In Brady's last three regular-season games (all victories) against Pittsburgh, he's completed 93 of 130 passes (71.5 percent) for 1,121 yards, seven touchdowns and one interception.
Of course, when approached about the subject, Brady immediately deflects the attention toward the Steelers' Halloween romp of the Pats in 2004. Thing is, that was such a long time ago, and the Patriots' offense has changed drastically since then.
Brady's success against the Steelers might have to do with Pittsburgh's consistency with its defensive scheme, and who can blame them for that? It's helped them win two of the last six Super Bowls, and they've been ranked in the top 10 in total defense for the last 11 years.
Against the Patriots, though, that consistency can be confused with one of two things — stubbornness, or a straight-up matchup problem. Generally, the Steelers can get after the quarterback as well as anyone, and that has made up for their subpar cornerback play through much of the last decade.
But Brady has been excellent at reading Pittsburgh's blitzes and picking apart the zone coverage to the outside. Aside from safety Troy Polamalu's freewheeling ability — and, sure, that's a big aside — there's a lot of vanilla behind Pittsburgh's front seven, and it's easy for a smart quarterback to pick it apart. Just look at what Packers quarterback Aaron Rodgers did in the Super Bowl.
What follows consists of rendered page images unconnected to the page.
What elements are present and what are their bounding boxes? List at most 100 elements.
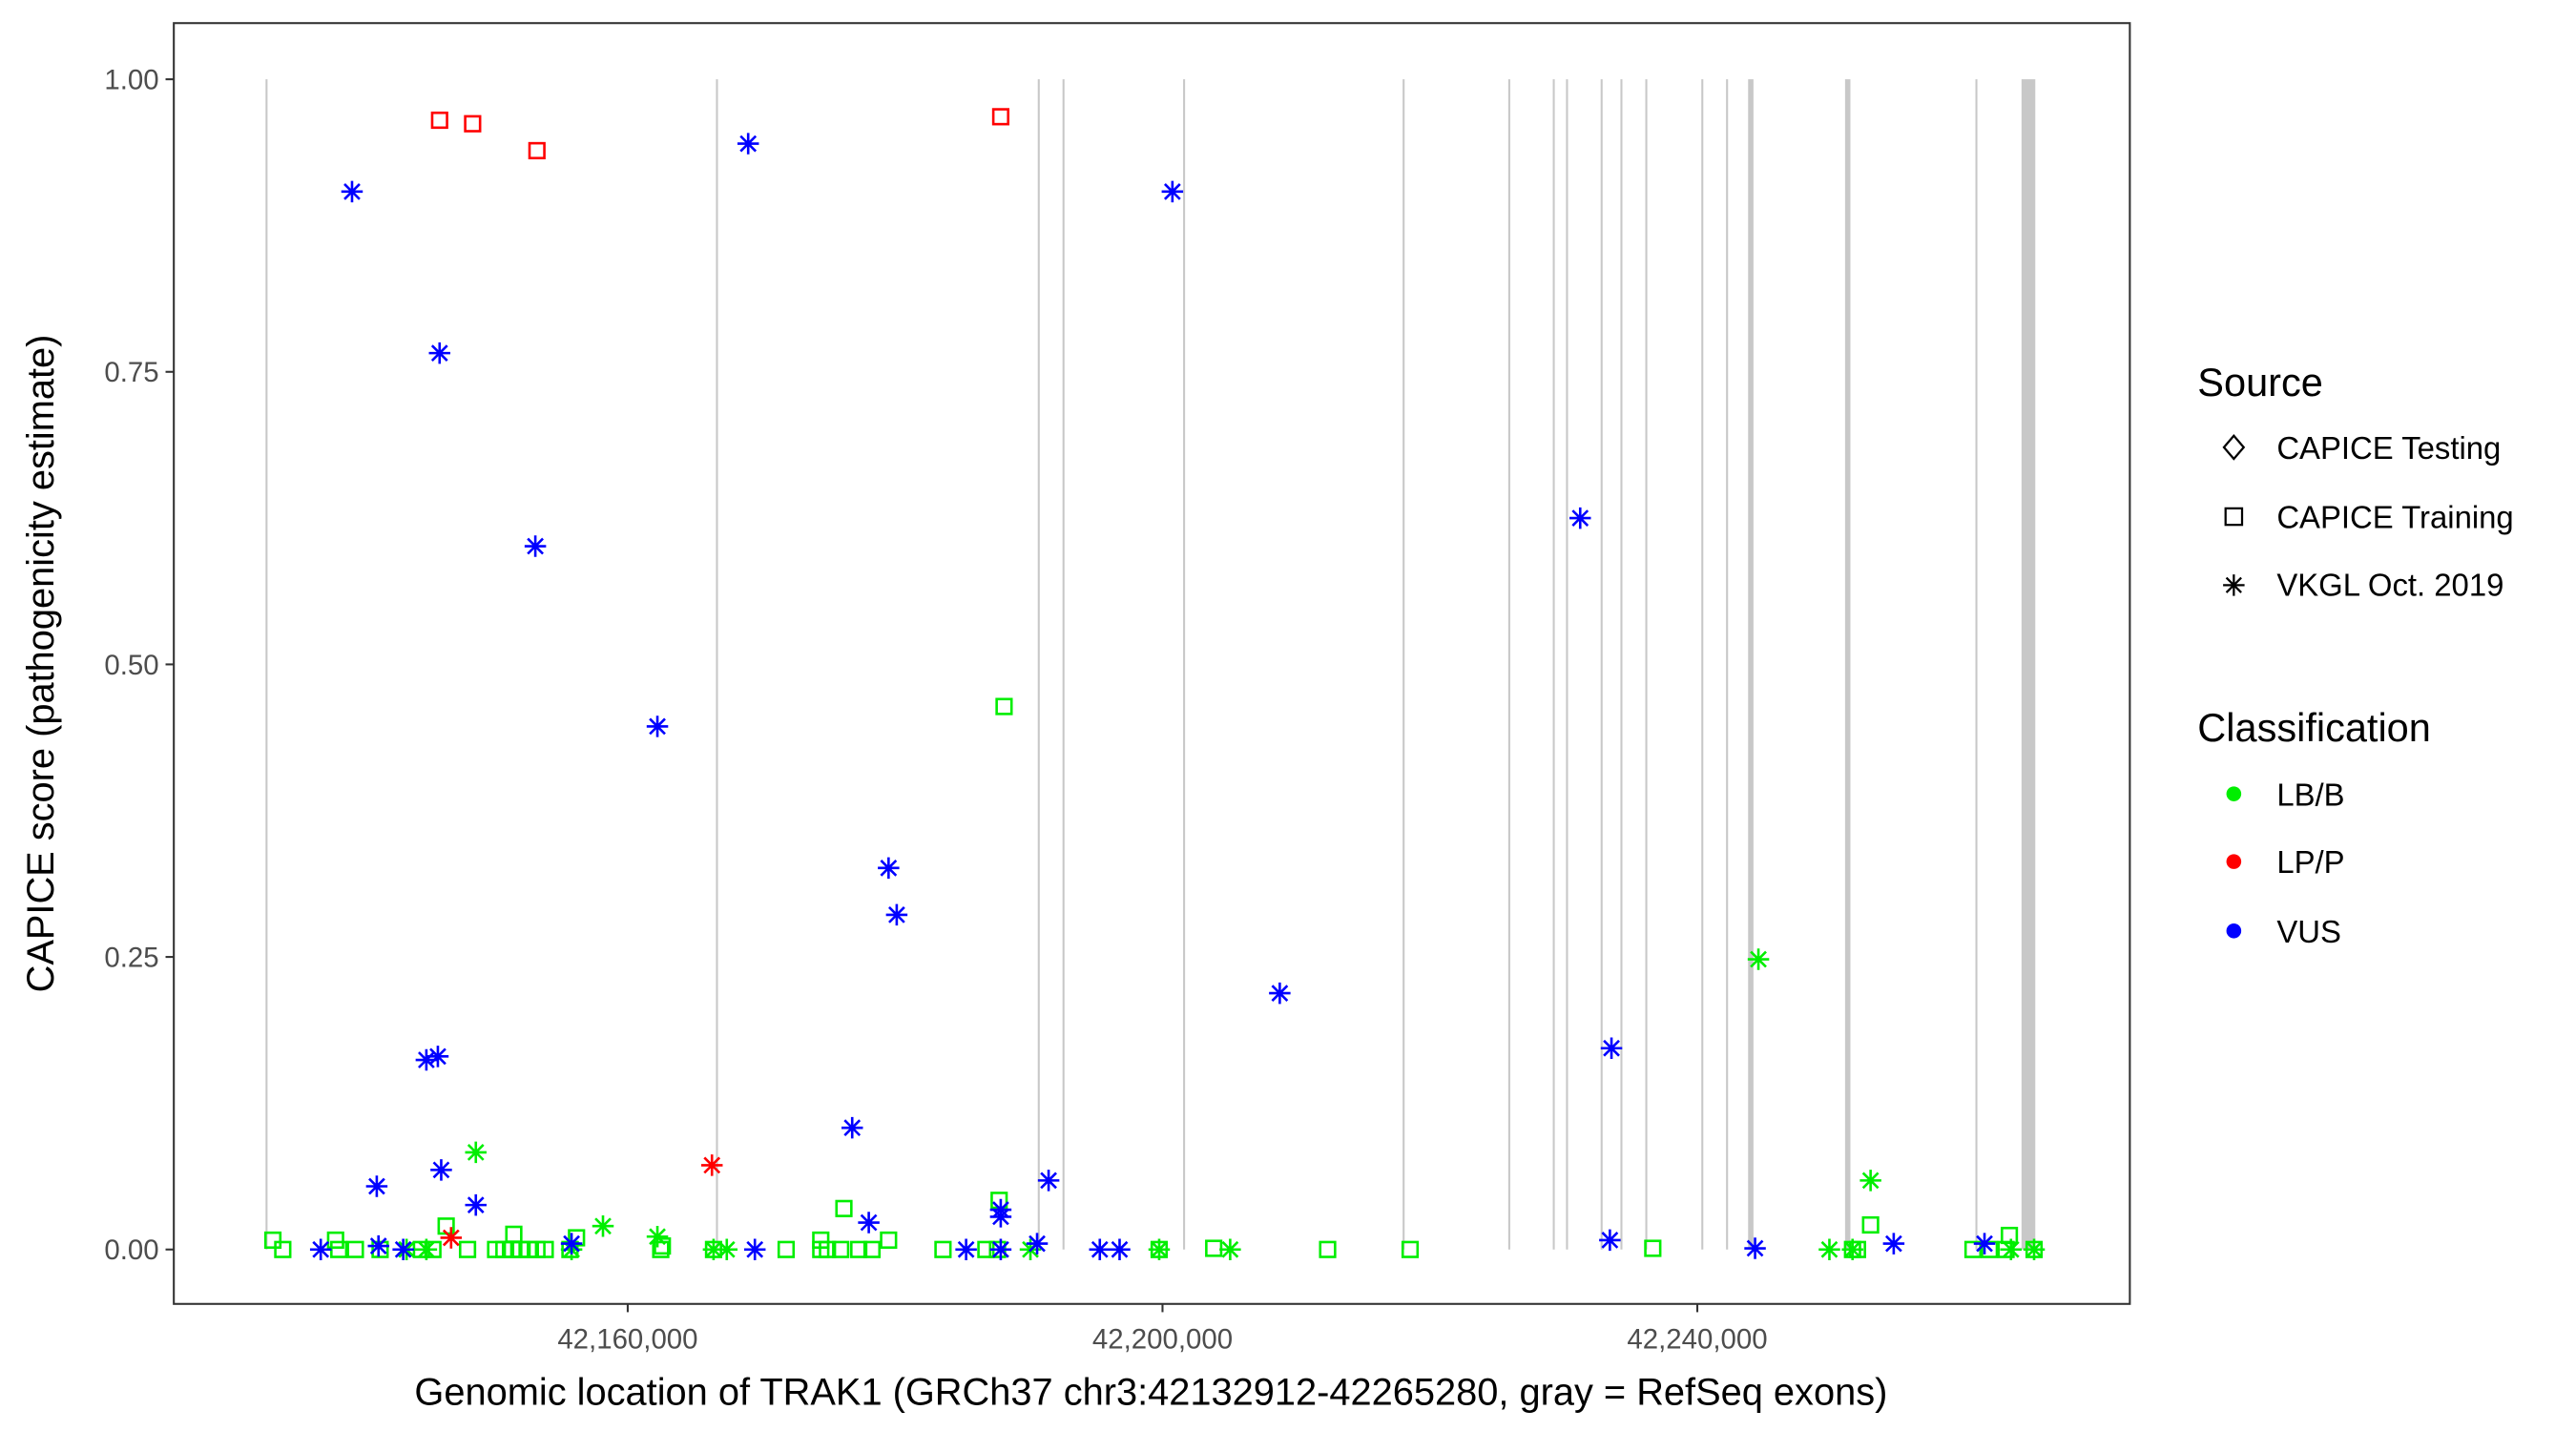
vkgl-point bbox=[858, 1212, 880, 1234]
square-icon bbox=[2224, 507, 2244, 527]
vkgl-point bbox=[1148, 1238, 1171, 1260]
vkgl-point bbox=[1569, 507, 1591, 529]
training-point bbox=[464, 114, 482, 133]
y-tick-label: 1.00 bbox=[104, 64, 158, 95]
lbb-dot-icon bbox=[2226, 786, 2242, 801]
vkgl-point bbox=[430, 1159, 452, 1181]
exon-band bbox=[1402, 79, 1405, 1250]
exon-band bbox=[1701, 79, 1704, 1250]
y-tick-label: 0.50 bbox=[104, 650, 158, 681]
training-point bbox=[1861, 1215, 1880, 1234]
training-point bbox=[430, 111, 448, 130]
panel-border bbox=[173, 22, 2131, 1305]
vkgl-point bbox=[309, 1238, 332, 1260]
training-point bbox=[2001, 1226, 2019, 1245]
y-tick-label: 0.00 bbox=[104, 1234, 158, 1266]
vkgl-point bbox=[1841, 1238, 1863, 1260]
vkgl-point bbox=[743, 1238, 766, 1260]
vkgl-point bbox=[524, 535, 547, 557]
legend-item-vus: VUS bbox=[2276, 914, 2341, 949]
x-tick-label: 42,200,000 bbox=[1092, 1323, 1233, 1355]
y-tick-label: 0.25 bbox=[104, 942, 158, 973]
legend-item-capice-training: CAPICE Training bbox=[2276, 500, 2513, 535]
vkgl-point bbox=[365, 1175, 388, 1197]
exon-band bbox=[265, 79, 268, 1250]
vkgl-point bbox=[989, 1238, 1012, 1260]
axes: 0.00 0.25 0.50 0.75 1.00 42,160,000 42,200,000… bbox=[104, 64, 1767, 1355]
exon-band bbox=[1600, 79, 1603, 1250]
training-point bbox=[371, 1240, 389, 1258]
vkgl-point bbox=[341, 180, 364, 203]
training-point bbox=[528, 141, 546, 160]
exon-band bbox=[1975, 79, 1978, 1250]
training-point bbox=[652, 1240, 670, 1258]
training-point bbox=[819, 1240, 837, 1258]
vkgl-point bbox=[1219, 1238, 1241, 1260]
legend-item-lpp: LP/P bbox=[2276, 844, 2344, 880]
training-point bbox=[263, 1231, 282, 1250]
vus-dot-icon bbox=[2226, 923, 2242, 939]
vkgl-point bbox=[415, 1238, 438, 1260]
training-point bbox=[274, 1240, 292, 1258]
exon-band bbox=[1726, 79, 1729, 1250]
vkgl-point bbox=[646, 716, 669, 737]
legend-item-capice-testing: CAPICE Testing bbox=[2276, 430, 2501, 466]
training-point bbox=[1963, 1240, 1983, 1258]
exon-bands bbox=[265, 79, 2036, 1250]
vkgl-point bbox=[2000, 1238, 2023, 1260]
vkgl-point bbox=[1161, 180, 1184, 203]
data-points bbox=[263, 108, 2046, 1260]
vkgl-point bbox=[1269, 982, 1291, 1005]
x-axis-label: Genomic location of TRAK1 (GRCh37 chr3:4… bbox=[414, 1371, 1887, 1413]
training-point bbox=[832, 1240, 850, 1258]
training-point bbox=[1205, 1239, 1223, 1257]
vkgl-point bbox=[465, 1193, 487, 1216]
x-tick-label: 42,240,000 bbox=[1627, 1323, 1767, 1355]
training-point bbox=[1319, 1240, 1337, 1258]
vkgl-point bbox=[415, 1048, 438, 1071]
vkgl-point bbox=[841, 1116, 863, 1139]
x-tick-label: 42,160,000 bbox=[557, 1323, 697, 1355]
vkgl-point bbox=[592, 1214, 614, 1237]
vkgl-point bbox=[1599, 1229, 1621, 1252]
training-point bbox=[1644, 1239, 1662, 1257]
vkgl-point bbox=[737, 133, 759, 155]
lpp-dot-icon bbox=[2226, 854, 2242, 869]
exon-band bbox=[716, 79, 718, 1250]
training-point bbox=[505, 1225, 523, 1243]
training-point bbox=[850, 1240, 868, 1258]
vkgl-point bbox=[367, 1234, 389, 1257]
vkgl-point bbox=[1818, 1238, 1840, 1260]
training-point bbox=[777, 1240, 796, 1258]
exon-band bbox=[1552, 79, 1555, 1250]
asterisk-icon bbox=[2223, 574, 2245, 596]
vkgl-point bbox=[878, 857, 900, 880]
training-point bbox=[934, 1240, 952, 1258]
training-point bbox=[654, 1236, 672, 1255]
vkgl-point bbox=[702, 1238, 725, 1260]
exon-band bbox=[1566, 79, 1568, 1250]
training-point bbox=[536, 1240, 554, 1258]
vkgl-point bbox=[426, 1046, 449, 1068]
vkgl-point bbox=[2023, 1238, 2046, 1260]
vkgl-point bbox=[989, 1206, 1012, 1228]
vkgl-point bbox=[1600, 1037, 1623, 1060]
training-point bbox=[1401, 1240, 1420, 1258]
exon-band bbox=[2021, 79, 2036, 1250]
diamond-icon bbox=[2222, 434, 2246, 461]
vkgl-point bbox=[560, 1233, 583, 1255]
vkgl-point bbox=[1882, 1233, 1905, 1255]
vkgl-point bbox=[428, 342, 451, 364]
vkgl-point bbox=[1037, 1170, 1060, 1192]
training-point bbox=[326, 1231, 344, 1250]
vkgl-point bbox=[1026, 1233, 1049, 1255]
vkgl-point bbox=[1973, 1233, 1996, 1255]
legend: Source CAPICE Testing CAPICE Training VK… bbox=[2197, 360, 2513, 949]
vkgl-point bbox=[392, 1238, 414, 1260]
exon-band bbox=[1844, 79, 1851, 1250]
vkgl-point bbox=[1859, 1170, 1881, 1192]
training-point bbox=[1981, 1240, 1999, 1258]
training-point bbox=[991, 108, 1009, 126]
legend-title-classification: Classification bbox=[2197, 705, 2431, 750]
Unless the Steelers come up with a more complex game plan, expect Brady and the Patriots to continue their run of success Sunday in Pittsburgh — if they execute, of course.
"I think we realize the kind of challenge that it is [facing Pittsburgh], and we put a lot of time into the preparation," Brady said. "We put a lot of effort into understanding what we're trying to accomplish from a game-plan standpoint, and then we've executed well."